Thirty years ago when law enforcement professionals or criminal prosecutors needed assistance with cases involving human skeletal remains, they found themselves traveling to the halls of academia or museums. Answers to basic questions pertaining to the identity of a skeletonized individual and what happened to them was needed before any meaningful criminal investigation could begin. At that time, these institutions were the only places you could find individuals possessing expertise with the recovery and analysis of human skeletal remains. However, forensic cases represented an interruption to their already demanding schedules, which consisted of teaching, research, and maintaining collections.
One can almost see a dimly lit dean’s office at an Ivy League university with dark wood and leather wrapped furniture. The office had a musty smell of 100-year-old books stacked from floor to ceiling and a skeleton’s skull sitting on the corner of the desk. Walking into the dean’s lab, it looked like an old tuberculosis ward with ceramic tile floor, glazed wall tiles in white, and high ceilings with very large double hung windows. The perimeter of the lab was lined with dark wood casework and black soapstone tops. On the bench top, one could find natural gas, vacuum compressed air with a deep black sink, and hot and cold water. A porcelain table was located in the center of the room, ripped right out of the hospital operating room with a surgical light mounted overhead. This was the original haven of the academic anthropologist.

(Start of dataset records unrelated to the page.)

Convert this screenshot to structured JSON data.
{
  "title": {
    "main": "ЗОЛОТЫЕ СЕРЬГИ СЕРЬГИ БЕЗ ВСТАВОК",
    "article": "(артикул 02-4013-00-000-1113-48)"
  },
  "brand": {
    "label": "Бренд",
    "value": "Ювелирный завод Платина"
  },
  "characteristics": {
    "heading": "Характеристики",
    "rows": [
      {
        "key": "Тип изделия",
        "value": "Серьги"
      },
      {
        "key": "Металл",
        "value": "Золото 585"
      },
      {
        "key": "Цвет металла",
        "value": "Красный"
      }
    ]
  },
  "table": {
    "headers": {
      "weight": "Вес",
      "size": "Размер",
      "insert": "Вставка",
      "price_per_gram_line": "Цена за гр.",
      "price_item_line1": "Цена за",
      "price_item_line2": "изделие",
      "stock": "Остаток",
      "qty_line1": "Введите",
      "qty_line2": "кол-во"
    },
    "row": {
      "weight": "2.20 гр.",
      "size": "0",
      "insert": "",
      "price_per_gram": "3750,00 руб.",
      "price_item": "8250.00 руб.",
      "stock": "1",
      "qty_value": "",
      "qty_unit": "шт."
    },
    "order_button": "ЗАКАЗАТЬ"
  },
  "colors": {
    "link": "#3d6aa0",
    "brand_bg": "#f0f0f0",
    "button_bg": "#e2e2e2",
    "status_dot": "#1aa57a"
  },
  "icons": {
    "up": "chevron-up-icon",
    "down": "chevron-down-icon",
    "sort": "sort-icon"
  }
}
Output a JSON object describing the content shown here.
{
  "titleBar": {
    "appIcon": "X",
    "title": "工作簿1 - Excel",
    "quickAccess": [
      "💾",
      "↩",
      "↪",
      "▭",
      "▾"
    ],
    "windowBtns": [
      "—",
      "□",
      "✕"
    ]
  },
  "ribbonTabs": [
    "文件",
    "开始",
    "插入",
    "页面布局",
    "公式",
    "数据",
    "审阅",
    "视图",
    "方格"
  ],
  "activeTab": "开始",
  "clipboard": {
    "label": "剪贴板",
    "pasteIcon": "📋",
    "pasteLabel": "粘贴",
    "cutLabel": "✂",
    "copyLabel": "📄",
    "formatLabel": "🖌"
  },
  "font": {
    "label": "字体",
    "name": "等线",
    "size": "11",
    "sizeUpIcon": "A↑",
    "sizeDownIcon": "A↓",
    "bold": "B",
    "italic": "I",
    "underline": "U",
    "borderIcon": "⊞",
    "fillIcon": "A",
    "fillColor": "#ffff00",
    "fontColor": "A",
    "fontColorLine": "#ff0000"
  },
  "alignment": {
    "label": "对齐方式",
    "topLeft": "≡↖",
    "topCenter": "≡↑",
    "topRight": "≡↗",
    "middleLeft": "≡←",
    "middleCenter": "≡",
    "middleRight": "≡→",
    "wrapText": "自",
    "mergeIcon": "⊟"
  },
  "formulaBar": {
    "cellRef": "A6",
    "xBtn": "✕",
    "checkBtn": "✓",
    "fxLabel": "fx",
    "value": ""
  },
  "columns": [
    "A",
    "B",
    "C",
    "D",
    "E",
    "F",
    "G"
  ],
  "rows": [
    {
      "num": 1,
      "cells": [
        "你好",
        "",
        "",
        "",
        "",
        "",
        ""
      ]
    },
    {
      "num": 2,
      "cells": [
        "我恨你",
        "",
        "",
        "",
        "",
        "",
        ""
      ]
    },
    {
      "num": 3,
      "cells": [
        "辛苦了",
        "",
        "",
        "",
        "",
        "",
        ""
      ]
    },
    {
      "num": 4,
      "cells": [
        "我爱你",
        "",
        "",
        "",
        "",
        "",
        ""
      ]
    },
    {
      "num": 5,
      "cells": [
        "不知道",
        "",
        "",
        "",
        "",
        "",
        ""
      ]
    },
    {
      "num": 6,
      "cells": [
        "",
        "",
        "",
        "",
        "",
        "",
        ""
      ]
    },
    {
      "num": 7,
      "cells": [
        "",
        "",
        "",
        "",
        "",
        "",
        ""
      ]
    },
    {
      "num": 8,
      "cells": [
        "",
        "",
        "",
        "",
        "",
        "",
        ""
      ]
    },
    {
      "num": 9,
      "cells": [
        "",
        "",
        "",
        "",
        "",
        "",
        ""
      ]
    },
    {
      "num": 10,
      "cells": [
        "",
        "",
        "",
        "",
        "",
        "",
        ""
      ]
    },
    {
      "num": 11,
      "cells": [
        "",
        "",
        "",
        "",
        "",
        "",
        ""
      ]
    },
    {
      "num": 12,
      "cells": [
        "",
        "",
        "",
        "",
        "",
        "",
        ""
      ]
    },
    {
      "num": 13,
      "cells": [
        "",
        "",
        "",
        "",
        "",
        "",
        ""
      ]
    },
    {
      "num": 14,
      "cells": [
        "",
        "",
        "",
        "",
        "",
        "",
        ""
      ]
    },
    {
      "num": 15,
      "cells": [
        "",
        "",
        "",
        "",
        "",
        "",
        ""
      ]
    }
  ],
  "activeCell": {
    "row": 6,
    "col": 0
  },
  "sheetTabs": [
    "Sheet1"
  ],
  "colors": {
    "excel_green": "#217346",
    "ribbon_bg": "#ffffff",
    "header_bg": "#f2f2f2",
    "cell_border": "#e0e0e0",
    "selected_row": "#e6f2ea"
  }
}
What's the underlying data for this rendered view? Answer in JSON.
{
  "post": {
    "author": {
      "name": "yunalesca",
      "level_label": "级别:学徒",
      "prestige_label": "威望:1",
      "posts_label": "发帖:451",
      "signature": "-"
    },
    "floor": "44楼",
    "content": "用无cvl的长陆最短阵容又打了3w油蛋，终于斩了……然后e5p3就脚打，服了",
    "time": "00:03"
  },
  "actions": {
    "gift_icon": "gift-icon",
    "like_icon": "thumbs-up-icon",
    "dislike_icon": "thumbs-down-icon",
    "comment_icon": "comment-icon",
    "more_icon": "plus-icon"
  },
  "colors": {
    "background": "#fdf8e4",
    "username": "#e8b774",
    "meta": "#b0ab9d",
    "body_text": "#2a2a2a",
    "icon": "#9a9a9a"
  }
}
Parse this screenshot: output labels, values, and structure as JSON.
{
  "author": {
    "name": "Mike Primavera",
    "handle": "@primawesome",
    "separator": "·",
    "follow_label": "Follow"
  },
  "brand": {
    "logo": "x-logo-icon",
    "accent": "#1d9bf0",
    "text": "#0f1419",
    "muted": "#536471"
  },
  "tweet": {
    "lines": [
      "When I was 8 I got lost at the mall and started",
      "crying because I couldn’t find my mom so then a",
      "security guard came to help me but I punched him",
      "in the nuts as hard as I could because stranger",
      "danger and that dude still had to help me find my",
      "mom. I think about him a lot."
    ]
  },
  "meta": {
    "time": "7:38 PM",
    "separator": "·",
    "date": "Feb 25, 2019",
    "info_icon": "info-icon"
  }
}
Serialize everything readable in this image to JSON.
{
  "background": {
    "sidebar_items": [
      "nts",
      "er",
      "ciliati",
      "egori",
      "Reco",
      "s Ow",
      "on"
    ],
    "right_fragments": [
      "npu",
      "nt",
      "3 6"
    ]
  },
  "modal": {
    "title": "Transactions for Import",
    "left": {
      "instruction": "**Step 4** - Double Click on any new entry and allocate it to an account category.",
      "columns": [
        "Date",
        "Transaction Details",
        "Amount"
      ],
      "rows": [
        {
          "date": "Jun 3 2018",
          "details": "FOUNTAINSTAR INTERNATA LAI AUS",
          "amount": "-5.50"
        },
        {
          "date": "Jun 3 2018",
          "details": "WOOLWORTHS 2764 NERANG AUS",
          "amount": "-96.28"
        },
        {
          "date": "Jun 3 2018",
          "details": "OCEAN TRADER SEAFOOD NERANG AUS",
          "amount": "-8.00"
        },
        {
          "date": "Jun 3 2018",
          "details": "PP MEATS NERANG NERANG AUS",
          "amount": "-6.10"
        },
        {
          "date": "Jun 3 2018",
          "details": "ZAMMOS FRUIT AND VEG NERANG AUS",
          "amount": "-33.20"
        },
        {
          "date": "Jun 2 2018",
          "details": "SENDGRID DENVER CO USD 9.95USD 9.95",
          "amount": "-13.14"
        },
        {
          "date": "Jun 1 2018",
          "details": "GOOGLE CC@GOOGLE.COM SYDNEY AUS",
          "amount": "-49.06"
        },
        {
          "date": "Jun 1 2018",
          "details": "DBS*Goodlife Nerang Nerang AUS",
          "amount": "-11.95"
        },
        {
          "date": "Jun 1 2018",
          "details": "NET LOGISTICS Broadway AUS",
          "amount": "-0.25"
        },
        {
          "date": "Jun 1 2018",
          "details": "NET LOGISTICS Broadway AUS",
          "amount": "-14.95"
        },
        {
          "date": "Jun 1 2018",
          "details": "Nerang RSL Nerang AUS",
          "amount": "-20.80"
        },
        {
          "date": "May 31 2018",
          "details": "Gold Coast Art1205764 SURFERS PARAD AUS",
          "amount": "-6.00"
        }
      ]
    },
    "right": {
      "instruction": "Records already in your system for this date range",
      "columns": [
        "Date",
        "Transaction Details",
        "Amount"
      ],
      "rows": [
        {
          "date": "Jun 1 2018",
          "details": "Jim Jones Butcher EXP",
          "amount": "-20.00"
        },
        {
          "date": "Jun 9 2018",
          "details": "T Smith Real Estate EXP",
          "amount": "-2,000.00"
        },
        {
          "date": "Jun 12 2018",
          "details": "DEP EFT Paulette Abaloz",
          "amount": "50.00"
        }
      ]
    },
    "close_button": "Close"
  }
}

The volume of cases brought to some academic anthropologists eventually led to the establishment of laboratories and personnel dedicated solely to forensic anthropology casework and research. Today, anthropologists can still be found in university and museum settings, but an increasing number of forensic anthropologists work full-time in medical examiners’ offices and both federally and state funded forensic laboratories. As is the case with most forensic sciences, the core discipline of anthropology did not originate solely to provide answers to questions related to modern death investigations. To truly understand what a forensic anthropologist does, it becomes necessary to examine the larger field of anthropology. In doing so, one arguably emerges with a sense of how difficult it can be to attempt “scientific” study of complex problems concerning human interactions and the reconstruction of human events. Furthermore, one may develop a better understanding of the theories and methods employed by forensic anthropologists and what other forensic practitioners can draw from that.